Праведнее Отцов Церкви стать захотел...
— Крест-то католический зачем носишь? — тихо и вкрадчиво поинтересовался царь Иван у Висковатого.
Но ответа не расслышал, так громко и страшно закричала женщина за стеной.
Громко?
При такой-то толщине стен в пыточных?
Что же там творится, Господи?
Иван Васильевич не отправил никого с расспросами, сам предпочёл пройти десятка два шагов до двери и затем по коридору.
Поспешавший перед царём помощник палача не успел с поклоном открыть дверь во вторую пыточную, как та сама распахнулась, словно ждала прихода Ивана Васильевича.
Обтирая шапкой низкую притолоку, из двери показался дьяк Андрей Щелкалов. Неподвижными глазами посмотрел на закрывшего проход царя, поклонился, безмолвно и низко, и, не разгибаясь, принялся блевать на стену едва ли не на расстоянии вытянутой руки от сапог Ивана Васильевича.
В горле дьяка что-то неприятно и глухо рычало.
И, как в ответ на эти звуки, за открытой дверью снова раздались истошные вопли, но на сей раз — мужские.
— Не ходи туда, государь!
Щелкалов через силу выговорил эти несколько слов, пытаясь справиться с новым приступом рвоты.

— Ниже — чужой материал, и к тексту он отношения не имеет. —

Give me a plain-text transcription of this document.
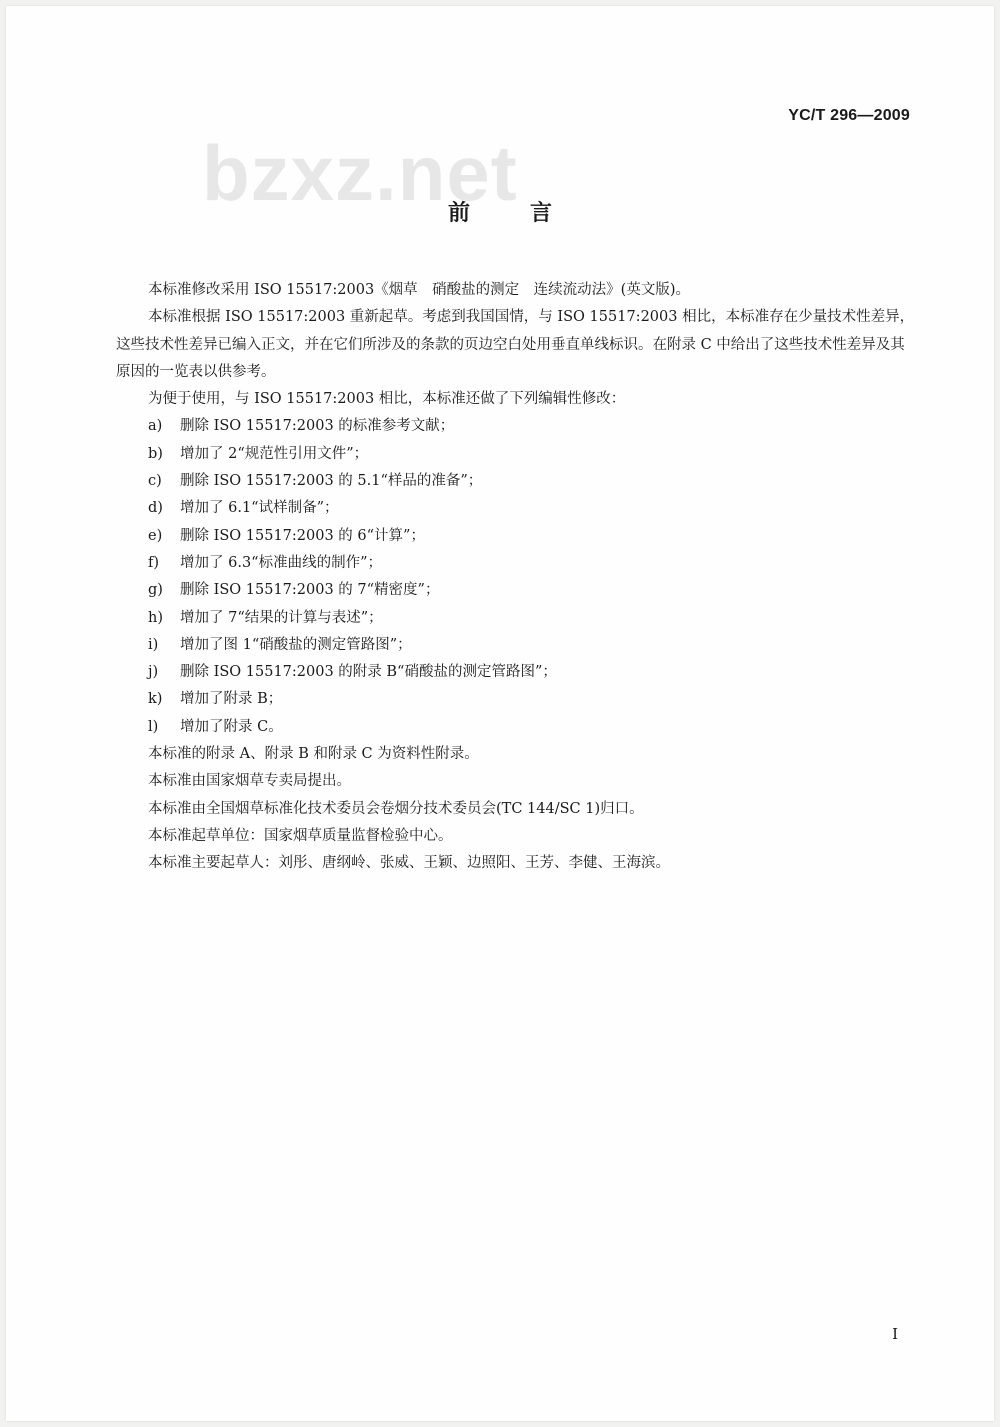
bzxz.net
YC/T 296—2009
前言

本标准修改采用 ISO 15517:2003《烟草　硝酸盐的测定　连续流动法》(英文版)。

本标准根据 ISO 15517:2003 重新起草。考虑到我国国情，与 ISO 15517:2003 相比，本标准存在少量技术性差异，这些技术性差异已编入正文，并在它们所涉及的条款的页边空白处用垂直单线标识。在附录 C 中给出了这些技术性差异及其原因的一览表以供参考。

为便于使用，与 ISO 15517:2003 相比，本标准还做了下列编辑性修改：

a) 删除 ISO 15517:2003 的标准参考文献；

b) 增加了 2“规范性引用文件”；

c) 删除 ISO 15517:2003 的 5.1“样品的准备”；

d) 增加了 6.1“试样制备”；

e) 删除 ISO 15517:2003 的 6“计算”；

f) 增加了 6.3“标准曲线的制作”；

g) 删除 ISO 15517:2003 的 7“精密度”；

h) 增加了 7“结果的计算与表述”；

i) 增加了图 1“硝酸盐的测定管路图”；

j) 删除 ISO 15517:2003 的附录 B“硝酸盐的测定管路图”；

k) 增加了附录 B；

l) 增加了附录 C。

本标准的附录 A、附录 B 和附录 C 为资料性附录。

本标准由国家烟草专卖局提出。

本标准由全国烟草标准化技术委员会卷烟分技术委员会(TC 144/SC 1)归口。

本标准起草单位：国家烟草质量监督检验中心。

本标准主要起草人：刘彤、唐纲岭、张威、王颖、边照阳、王芳、李健、王海滨。

I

— Всё, думал, повидал, ан нет... Там такое! Не надо такое царю видеть.
— Я сам решу, что царю надо!
Иван Васильевич не гневался на дьяка, перешедшего границы дозволенного. Видно же, что Щелкалов о государе своём беспокоится, от плохого уберечь хочет. Но нельзя царю от грязи прятаться. Грязь — она тоже часть нашей грешной жизни.
Вторая пыточная мало чем отличалась от первой. Но и у близнецов есть особенности.
На дыбе, в полумраке, лениво разгоняемом парой настенных факелов, царь различил очертания девичьего тела. Исподняя рубаха, мокрая от пота или вылитой на неё воды, облепила всё, подчеркнув непристойное сильнее, чем честная нагота.